I agree with trista: approach cautiously, if that is what you plab to do. My opinion is that if the same kids have thrown out other words or done other things that you feel uncomfortable with, I would be finding my kids new playmates...maybe just even a break from those other kids. If you do a break, the mom might approach you to ask why your boys haven't been over. Another solution is to only have the neighbors come over to your house where you could supervise. If a word comes up, you could approach all the boys at the same time saying that those words are not acceptable in your house..possibly even sending the boys home at that for the effect. My sister-in-law did that to a neighbor boy awhile back...the boy ended up coming over the next day to apologize, promising not to use the word again. He didn't want to miss out playing with his friends.

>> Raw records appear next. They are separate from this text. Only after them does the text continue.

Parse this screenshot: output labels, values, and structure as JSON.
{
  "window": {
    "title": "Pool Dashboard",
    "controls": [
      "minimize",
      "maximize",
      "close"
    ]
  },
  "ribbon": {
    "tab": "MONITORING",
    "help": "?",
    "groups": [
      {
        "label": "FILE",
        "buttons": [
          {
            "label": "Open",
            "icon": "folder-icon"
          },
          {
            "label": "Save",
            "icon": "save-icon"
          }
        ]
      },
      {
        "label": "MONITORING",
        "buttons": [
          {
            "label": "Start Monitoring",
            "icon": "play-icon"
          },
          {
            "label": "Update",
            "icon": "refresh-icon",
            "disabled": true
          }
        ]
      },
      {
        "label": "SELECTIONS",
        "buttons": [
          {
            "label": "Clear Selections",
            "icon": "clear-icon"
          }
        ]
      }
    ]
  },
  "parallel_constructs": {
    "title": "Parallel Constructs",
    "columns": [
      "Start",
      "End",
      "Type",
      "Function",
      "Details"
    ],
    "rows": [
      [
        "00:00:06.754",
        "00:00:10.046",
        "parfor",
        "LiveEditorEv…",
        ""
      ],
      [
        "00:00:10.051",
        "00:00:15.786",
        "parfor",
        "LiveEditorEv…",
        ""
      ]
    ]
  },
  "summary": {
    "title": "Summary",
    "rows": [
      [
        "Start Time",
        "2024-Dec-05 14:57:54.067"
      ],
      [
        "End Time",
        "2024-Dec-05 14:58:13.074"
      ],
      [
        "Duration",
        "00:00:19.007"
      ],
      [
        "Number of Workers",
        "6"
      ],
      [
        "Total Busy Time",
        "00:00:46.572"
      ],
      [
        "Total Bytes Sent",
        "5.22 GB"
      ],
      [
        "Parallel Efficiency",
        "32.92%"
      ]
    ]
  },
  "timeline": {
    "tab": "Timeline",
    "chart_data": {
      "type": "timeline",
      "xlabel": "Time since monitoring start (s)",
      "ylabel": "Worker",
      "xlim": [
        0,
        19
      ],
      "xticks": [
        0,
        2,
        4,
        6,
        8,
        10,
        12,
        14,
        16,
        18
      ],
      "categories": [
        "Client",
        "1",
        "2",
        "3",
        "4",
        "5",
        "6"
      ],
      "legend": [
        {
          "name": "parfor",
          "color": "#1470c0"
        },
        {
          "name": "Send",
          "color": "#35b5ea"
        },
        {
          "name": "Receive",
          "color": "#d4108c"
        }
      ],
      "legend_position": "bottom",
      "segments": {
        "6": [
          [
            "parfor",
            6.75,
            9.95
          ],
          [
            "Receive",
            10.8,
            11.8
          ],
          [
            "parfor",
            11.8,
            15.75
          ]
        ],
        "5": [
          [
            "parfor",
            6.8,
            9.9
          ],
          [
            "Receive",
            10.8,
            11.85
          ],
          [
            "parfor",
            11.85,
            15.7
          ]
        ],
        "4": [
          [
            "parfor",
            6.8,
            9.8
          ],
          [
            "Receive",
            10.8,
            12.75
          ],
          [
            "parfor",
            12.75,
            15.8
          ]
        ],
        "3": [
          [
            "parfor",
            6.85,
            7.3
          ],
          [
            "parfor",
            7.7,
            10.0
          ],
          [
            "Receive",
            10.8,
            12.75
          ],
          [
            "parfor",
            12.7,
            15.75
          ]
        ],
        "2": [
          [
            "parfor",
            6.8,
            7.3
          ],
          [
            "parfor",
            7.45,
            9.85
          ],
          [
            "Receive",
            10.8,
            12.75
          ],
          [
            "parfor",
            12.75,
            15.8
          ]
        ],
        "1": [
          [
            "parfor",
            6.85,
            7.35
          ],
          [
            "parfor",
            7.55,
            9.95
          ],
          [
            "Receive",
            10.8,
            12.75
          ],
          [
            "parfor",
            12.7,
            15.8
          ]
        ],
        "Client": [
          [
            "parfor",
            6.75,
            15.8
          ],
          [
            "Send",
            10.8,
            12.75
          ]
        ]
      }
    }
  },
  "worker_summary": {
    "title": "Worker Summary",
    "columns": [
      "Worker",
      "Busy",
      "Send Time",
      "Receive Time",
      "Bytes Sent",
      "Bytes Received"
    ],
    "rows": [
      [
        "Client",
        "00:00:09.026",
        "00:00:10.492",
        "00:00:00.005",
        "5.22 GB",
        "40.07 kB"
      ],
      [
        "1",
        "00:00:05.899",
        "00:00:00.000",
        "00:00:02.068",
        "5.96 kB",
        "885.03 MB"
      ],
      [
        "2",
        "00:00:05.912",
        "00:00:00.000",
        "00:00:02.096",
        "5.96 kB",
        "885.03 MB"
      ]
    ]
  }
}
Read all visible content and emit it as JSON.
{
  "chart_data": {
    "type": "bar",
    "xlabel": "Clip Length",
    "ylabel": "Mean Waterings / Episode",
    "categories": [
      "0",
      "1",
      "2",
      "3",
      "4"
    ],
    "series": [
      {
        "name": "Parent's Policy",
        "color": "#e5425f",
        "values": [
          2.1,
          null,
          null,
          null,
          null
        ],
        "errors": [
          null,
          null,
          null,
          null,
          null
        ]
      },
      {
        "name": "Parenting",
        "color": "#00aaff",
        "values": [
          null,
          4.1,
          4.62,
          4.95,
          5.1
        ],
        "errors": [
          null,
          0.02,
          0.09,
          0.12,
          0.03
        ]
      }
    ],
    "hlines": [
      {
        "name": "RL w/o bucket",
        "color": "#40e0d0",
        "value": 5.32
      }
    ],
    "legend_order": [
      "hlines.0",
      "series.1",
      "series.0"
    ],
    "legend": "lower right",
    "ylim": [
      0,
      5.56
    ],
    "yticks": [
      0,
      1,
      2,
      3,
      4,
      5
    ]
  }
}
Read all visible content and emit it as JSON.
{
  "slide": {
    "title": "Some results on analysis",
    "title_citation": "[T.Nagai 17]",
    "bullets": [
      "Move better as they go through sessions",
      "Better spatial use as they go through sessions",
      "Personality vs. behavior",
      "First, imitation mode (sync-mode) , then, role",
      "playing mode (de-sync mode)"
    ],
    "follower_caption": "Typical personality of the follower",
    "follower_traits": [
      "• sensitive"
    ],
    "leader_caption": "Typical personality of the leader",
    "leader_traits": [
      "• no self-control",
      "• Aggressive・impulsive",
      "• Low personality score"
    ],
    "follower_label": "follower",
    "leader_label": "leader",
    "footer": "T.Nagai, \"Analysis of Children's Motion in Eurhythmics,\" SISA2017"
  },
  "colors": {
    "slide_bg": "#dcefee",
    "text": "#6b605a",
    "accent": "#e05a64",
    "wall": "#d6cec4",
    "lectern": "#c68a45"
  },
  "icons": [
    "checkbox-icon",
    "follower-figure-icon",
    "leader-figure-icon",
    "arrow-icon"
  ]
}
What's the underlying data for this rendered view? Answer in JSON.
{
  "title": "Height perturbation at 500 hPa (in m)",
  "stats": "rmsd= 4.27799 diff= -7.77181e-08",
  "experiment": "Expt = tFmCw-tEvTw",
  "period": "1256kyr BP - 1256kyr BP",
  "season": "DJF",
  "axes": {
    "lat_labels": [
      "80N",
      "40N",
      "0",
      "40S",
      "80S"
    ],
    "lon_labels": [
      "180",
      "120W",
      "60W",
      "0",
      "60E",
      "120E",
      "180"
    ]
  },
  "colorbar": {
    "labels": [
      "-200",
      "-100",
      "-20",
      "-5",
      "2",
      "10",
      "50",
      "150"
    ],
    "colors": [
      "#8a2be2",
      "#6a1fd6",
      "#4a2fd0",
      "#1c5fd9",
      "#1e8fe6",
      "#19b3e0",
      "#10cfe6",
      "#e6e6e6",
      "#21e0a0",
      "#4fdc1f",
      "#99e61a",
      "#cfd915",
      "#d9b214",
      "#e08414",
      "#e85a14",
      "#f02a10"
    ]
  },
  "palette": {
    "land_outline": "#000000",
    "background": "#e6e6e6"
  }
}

I also think that some words are not considered bad in some people's household. For example, my m-in-law has a thing about shut-up. She considers it horrible, I think it is a word to use cautiously. Or another example is idiot and retard. These words are never to be spoken in an unkind fashion in my house. My kids cousins use the words as no big deal. If I heard them use those words in my house, they would be warned once, and sent home the next time. I would also be limiting the time my kids spent with those kids because I think those words are cruel and making fun of people with disabilities. I want my kids to learn kindness to people that are challenged, not something like using those words out of cruelty. I guess what I am saying is that certain words just aren't any big deal to some, and although the kids say them, especially at a young age, it is just out of constantly hearing them and not that the kids are bad or bad influences. BUT...if it is important to you, stick to your feelings. Explain to your own kids what is appropriate in your household, and if you do hear the neighbor kids say it, you can always say to them (if it is in your home) that if they would like to stay and play, then you expect them to follow the same rules as your boys and not use that kind of language.